There were so many weird things that happened in the lead up to it and it replays over and over in my mind - it’s just did that actually happen?”
Ms Mann’s siblings were back in the UK at the time and woke to the news of the tragedy which had befallen their family half a world away.
A LOVE OF LIFE
Mr Hughes was born in the UK and was a father of four children and stepfather to his new wife’s children – Sian Long and Lewis Ainsworth.
A passionate golfer, he enjoyed a drink and was a devoted follower of Everton FC.

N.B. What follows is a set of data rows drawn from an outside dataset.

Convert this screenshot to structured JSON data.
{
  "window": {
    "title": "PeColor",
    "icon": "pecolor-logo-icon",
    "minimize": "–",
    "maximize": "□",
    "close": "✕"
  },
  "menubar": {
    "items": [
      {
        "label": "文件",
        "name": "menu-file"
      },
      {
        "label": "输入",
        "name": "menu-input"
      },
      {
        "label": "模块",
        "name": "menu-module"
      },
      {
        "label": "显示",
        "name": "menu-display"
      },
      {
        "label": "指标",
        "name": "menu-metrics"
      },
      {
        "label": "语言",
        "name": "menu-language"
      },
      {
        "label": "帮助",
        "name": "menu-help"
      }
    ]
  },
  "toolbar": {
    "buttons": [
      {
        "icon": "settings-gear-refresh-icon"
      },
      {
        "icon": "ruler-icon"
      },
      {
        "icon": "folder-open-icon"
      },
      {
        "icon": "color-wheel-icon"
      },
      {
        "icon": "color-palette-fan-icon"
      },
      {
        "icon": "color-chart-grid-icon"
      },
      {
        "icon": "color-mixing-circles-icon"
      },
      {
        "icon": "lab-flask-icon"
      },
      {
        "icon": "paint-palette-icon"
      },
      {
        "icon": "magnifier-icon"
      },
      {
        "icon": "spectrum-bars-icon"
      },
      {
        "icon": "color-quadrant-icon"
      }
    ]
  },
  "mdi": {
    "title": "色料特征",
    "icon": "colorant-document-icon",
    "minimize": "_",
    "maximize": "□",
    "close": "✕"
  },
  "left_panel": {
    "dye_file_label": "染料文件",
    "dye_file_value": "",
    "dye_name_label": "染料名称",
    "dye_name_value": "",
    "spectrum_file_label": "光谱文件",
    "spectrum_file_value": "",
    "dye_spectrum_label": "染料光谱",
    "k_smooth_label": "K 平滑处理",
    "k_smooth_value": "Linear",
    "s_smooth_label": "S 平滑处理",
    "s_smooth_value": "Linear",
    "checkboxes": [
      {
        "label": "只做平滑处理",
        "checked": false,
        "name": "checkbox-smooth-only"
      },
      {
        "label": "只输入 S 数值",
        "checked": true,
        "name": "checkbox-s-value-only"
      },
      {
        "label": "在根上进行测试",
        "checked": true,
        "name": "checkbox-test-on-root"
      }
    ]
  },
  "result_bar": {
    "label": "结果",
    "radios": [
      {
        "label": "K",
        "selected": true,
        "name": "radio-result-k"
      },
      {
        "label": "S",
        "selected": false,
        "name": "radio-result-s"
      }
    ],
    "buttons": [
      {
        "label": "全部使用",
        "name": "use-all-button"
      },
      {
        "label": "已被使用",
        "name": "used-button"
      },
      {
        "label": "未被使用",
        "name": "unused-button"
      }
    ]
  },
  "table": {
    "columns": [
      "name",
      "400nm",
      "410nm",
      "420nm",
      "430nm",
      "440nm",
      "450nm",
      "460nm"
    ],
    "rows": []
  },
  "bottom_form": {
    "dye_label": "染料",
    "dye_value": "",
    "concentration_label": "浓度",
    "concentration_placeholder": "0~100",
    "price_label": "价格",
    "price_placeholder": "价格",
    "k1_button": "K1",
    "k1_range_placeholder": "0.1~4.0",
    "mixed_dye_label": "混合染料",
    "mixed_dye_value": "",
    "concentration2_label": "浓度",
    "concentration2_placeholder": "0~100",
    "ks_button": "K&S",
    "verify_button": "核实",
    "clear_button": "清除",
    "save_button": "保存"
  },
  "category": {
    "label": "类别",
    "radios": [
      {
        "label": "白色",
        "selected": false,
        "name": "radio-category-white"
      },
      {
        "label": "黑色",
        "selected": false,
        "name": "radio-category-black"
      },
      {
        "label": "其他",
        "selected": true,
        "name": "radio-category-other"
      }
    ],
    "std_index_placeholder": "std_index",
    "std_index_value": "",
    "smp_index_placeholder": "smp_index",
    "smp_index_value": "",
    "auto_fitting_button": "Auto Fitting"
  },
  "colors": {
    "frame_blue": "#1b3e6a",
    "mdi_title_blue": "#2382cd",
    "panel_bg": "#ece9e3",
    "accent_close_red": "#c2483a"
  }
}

Phil Hughes, speaking on the Gold Coast on Monday during a visit to mark one year on, said his father was “full of life” while Ms Manns described him as “still thinking he was 25 years old”.
“He loved a lad’s golfing holiday … he was Peter Pan. He was never going to grow up.”
Another daughter Ms Cavanagh fondly recalls her father going so far as to convince his Liverpool-loving grandson Jacob to switch team allegiances with the gift of a Blues jersey.
“Jacob, my little boy, is a Liverpool supporter, we turned up at the pub one day and he had a Liverpool top on so the next thing for his Christmas present, dad turned up with an Everton top for him,” she said.
For 35 years he ran his own interior design company which specialised in carpets, blinds and other fittings.
Another visiting daughter Faye Hughes has now taken over its operations.
“I worked alongside him so I thought it was only right to carry it on for him,” she said.
“He worked so hard for it so I wanted to carry it on for him.”
Mr Hughes married Diane, a civil servant in 2021 after a customer set them up on a blind date over lunch.
She later told her family she “just knew” he was the one the minute she met him.
The pair travelled to the US for their honeymoon.
After becoming a couple, they travelled constantly.
“Especially in that last year, they did so much that they wanted to do,” Ms Hughes recalled.
Mr Hughes had travelled to the Gold Coast and Australia more than five times in the previous decade to see his daughter and her family, doting on his grandchildren at Christmas time.
“They just loved it so much (and) Dad would always say, ‘oh, if I was younger I’d move here in a heartbeat’ (because) he just loved it here.
“He really loved Burleigh and had that little picture of it in his kitchen.”
Mrs Hughes had been due to celebrate her 58th birthday with her family on January 9 a week after her death.
MOURNING A LOSS
The four children of Mr Hughes reunited in recent weeks for the Christmas of 2023 on the Gold Coast to spend the festive season and the anniversary of the loss of their father and his wife together.
They will lay flowers at the Broadwater and spend the day supporting each other through their grief.
They want people to remember their father for the way he was – not just a tourist who took a scenic chopper trip that fateful day: “A very cheeky smile, an infectious laugh, bright blue eyes and just full of life”.
INVESTIGATION LATEST
The Australian Transport Safety Bureau (ATSB) is expected to release its next interim report into the circumstances of the collision on Tuesday.
Investigators have interviewed the survivors, as well as more than 80 witnesses, including first responders.
The ATSB’s initial report, which was released in March, found evidence the pilots may have been ‘flying blind” and that there had been no communication with each other in the lead-up to the tragedy.
The ATSB report is expected to hand down its findings in mid-2024 ahead of a coronial inquest.